Après souper, les joueurs d'instruments vinrent et commencèrent à danser. Le roi anglais désirait bien voir le jeune roi de France; néanmoins, après avoir joyeusement passé le temps, il se retira, et ses gens furent charmés de l'honneur que la reine leur avait fait.

Lorsque le jeune roi revint, il commença à louer grandement la reine du bon traitement qu'elle leur avait fait; mais, quant à la reine, il lui était revenu le souvenir des paroles que le feu roi son mari avait dites quand il revint d'Espagne, et comme quoi il avait accepté pour son fils la fille du roi d'Espagne. Elle lui en parla donc. Il fut ému, et prenant sur-le-champ résolution de l'avoir pour femme, il dit: «Pour que le roi d'Angleterre ne sache pas notre dessein, qui est juste, et pour qu'il ne me prévienne pas, je le suivrai et changerai mon nom; et je ferai aussi aller une armée à moi par une autre route, lui donnant, sans qu'il y paraisse, des ordres et des nouvelles. Quand je serai par delà les monts, je verrai ce qu'il y aura à faire et le ferai. Et ainsi, ma mère, je vous prie de me donner votre avis, car je ne suis pas si arrêté en mon opinion que je ne veuille user de votre bon conseil.»

Quand la reine ouït si sagement parler son fils, elle en fut joyeuse, et aussi ceux du conseil le furent, et elle dit: «Mon fils, il me semble que vous avez sagement pris votre décision. Je veux pourtant que vous fassiez ce voyage en aussi haut rang que faire se pourra, car votre père en revint avec grand honneur et en triomphe.»

Pour abréger, les conseillers furent de même opinion, et, quand tout fut bien conclu, on ordonna que le roi ne verrait point le roi d'Angleterre, sinon secrètement et sans en être vu, afin qu'il ne fût pas connu de lui, et que les plus belles bagues, chaînes, colliers et autres choses nécessaires pour les cadeaux de noces, seraient portés en Espagne; qu'on en laisserait toutefois une partie pour aider l'Anglais à se fournir, et enfin que la reine retiendrait celui-ci sept ou huit jours en fêtes, jusqu'à ce que son fils fût prêt à partir.

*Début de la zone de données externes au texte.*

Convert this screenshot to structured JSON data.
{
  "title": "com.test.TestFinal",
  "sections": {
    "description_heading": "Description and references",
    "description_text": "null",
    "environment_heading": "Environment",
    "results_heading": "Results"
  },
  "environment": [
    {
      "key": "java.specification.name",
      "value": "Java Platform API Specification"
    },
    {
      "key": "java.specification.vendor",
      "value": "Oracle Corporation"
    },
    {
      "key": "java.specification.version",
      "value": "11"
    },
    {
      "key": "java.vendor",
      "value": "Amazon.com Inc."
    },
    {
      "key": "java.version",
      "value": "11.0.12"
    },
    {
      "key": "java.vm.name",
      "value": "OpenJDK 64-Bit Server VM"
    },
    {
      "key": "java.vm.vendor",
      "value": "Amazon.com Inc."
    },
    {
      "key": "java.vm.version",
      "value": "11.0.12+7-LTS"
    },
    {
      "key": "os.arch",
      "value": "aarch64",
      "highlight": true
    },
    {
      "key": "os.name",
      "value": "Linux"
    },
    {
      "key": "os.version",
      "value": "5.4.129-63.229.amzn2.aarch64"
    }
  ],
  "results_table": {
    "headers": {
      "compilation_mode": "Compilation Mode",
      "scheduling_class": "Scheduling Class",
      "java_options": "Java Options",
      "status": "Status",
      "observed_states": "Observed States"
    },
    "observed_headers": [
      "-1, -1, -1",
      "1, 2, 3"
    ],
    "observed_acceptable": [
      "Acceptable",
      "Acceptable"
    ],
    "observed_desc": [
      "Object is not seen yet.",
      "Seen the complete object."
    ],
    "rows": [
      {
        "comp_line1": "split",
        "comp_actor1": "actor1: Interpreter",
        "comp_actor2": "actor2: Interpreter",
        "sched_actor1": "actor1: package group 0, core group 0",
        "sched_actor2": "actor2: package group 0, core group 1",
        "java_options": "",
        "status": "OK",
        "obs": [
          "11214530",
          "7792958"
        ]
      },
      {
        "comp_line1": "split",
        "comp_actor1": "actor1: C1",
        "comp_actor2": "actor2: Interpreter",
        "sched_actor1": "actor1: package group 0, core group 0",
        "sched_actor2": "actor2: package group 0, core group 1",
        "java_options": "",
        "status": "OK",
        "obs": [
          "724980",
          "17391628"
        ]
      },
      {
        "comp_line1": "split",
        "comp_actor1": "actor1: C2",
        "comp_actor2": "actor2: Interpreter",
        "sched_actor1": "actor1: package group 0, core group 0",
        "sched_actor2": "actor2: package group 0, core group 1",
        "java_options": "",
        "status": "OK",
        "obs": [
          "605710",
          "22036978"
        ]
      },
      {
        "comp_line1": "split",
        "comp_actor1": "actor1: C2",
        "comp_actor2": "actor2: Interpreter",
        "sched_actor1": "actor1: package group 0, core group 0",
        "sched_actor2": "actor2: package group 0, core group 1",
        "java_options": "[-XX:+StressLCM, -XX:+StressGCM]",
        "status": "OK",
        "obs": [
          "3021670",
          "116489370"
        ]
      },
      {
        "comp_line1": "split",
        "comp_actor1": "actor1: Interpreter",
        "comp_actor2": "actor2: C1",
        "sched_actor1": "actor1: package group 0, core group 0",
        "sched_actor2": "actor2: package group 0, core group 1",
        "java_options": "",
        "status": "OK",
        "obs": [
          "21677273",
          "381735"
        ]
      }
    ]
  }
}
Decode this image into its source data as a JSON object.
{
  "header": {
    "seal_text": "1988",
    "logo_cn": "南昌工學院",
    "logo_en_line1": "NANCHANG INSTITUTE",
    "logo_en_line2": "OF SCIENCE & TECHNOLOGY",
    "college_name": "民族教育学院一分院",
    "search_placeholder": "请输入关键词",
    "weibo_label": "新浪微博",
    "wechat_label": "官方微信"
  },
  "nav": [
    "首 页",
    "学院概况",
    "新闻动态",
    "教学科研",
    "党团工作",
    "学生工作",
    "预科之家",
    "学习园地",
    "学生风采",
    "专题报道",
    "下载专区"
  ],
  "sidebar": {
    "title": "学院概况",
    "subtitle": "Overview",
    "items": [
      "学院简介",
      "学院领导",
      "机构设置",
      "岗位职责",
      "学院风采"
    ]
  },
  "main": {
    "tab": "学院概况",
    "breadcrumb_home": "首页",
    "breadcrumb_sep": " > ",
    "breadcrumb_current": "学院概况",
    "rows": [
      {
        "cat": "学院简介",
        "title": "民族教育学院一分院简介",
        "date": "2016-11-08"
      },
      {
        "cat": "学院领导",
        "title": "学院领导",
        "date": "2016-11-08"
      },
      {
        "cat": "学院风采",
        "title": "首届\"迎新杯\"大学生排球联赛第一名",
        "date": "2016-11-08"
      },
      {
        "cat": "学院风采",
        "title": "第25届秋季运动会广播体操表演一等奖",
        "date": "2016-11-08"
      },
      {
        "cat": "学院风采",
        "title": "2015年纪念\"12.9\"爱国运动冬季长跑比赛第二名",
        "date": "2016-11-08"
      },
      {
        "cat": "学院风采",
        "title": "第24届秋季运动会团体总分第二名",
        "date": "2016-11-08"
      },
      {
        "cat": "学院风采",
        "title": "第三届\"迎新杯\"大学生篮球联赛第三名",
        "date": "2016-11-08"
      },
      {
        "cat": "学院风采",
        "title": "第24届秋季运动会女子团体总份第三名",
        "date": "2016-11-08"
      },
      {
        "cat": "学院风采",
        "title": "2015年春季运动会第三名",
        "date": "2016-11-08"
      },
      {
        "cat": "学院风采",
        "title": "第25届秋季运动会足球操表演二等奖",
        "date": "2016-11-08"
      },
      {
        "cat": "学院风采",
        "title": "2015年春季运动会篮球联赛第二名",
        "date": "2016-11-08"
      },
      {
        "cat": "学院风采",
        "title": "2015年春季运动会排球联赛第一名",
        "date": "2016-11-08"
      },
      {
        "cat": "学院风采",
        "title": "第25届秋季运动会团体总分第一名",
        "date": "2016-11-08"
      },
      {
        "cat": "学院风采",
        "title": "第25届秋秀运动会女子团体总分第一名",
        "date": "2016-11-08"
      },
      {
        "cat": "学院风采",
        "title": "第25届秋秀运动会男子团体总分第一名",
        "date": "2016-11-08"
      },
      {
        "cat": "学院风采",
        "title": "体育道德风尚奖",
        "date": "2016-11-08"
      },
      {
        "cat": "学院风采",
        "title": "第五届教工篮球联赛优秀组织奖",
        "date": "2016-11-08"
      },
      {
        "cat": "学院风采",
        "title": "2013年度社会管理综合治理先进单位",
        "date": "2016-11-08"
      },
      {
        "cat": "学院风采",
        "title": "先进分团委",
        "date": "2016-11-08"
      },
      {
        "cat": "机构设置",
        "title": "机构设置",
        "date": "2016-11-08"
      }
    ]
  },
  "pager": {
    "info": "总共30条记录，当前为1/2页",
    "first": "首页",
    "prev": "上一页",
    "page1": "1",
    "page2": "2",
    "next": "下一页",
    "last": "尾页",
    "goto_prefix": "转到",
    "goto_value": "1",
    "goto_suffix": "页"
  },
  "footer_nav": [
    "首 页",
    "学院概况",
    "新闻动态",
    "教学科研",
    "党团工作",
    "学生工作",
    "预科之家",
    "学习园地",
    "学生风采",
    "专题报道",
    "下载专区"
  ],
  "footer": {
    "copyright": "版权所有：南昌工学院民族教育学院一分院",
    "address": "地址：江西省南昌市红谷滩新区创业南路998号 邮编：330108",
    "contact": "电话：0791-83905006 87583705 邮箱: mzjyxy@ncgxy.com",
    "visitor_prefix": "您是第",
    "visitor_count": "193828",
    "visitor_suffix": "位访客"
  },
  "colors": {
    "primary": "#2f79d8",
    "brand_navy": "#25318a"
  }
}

Le duc d'Orléans eut charge de faire préparer tout ce qui était nécessaire. On prit les plus honnêtes barons de la maison du roi, tous de son âge, et encore cent jeunes gens fort beaux, qui se firent tous habiller du mieux qu'ils purent. Et le roi retourna au bois de Vincennes, priant le duc d'Orléans de faire diligence, et qu'aussitôt que les barons et les pages seraient prêts, on les amenât au bois. Cependant les ducs d'Orléans et de Bourbon firent apprêter deux mille hommes des principaux du royaume et quatre mille archers, avec tous les ustensiles de cuisine et autres choses nécessaires, même plusieurs gardes pour conduire le grand nombre de chariots ou de bahuts qu'ils menaient, et dans lesquels étaient des draps d'or et de soie, avec d'autres richesses sans nombre; d'habiles tailleurs suivaient ces chariots. Durant ce temps, la reine entretint le roi anglais de son mieux, en attendant que son fils fût prêt.

Le roi d'Angleterre faisait, de son côté, chercher des draps de soie et d'or; mais il en trouva peu, et les plus beaux étaient pris. Néanmoins il ne s'aperçut de rien, à cause du soin qu'on eut de cacher les mouvements de l'entreprise du jeune roi de France.

XV

Comment les cent pages et les cent barons, tous montés et
habillés de même, arrivèrent devant le roi de France au bois
de Vincennes.

A la fin, les cent barons et les cent pages vinrent bien équipés et habillés. Ils étaient tous vêtus d'un velours brodé de fin or; leurs pourpoints étaient de satin cramoisi, magnifiques et bien en point; mais le roi était le plus beau de tous.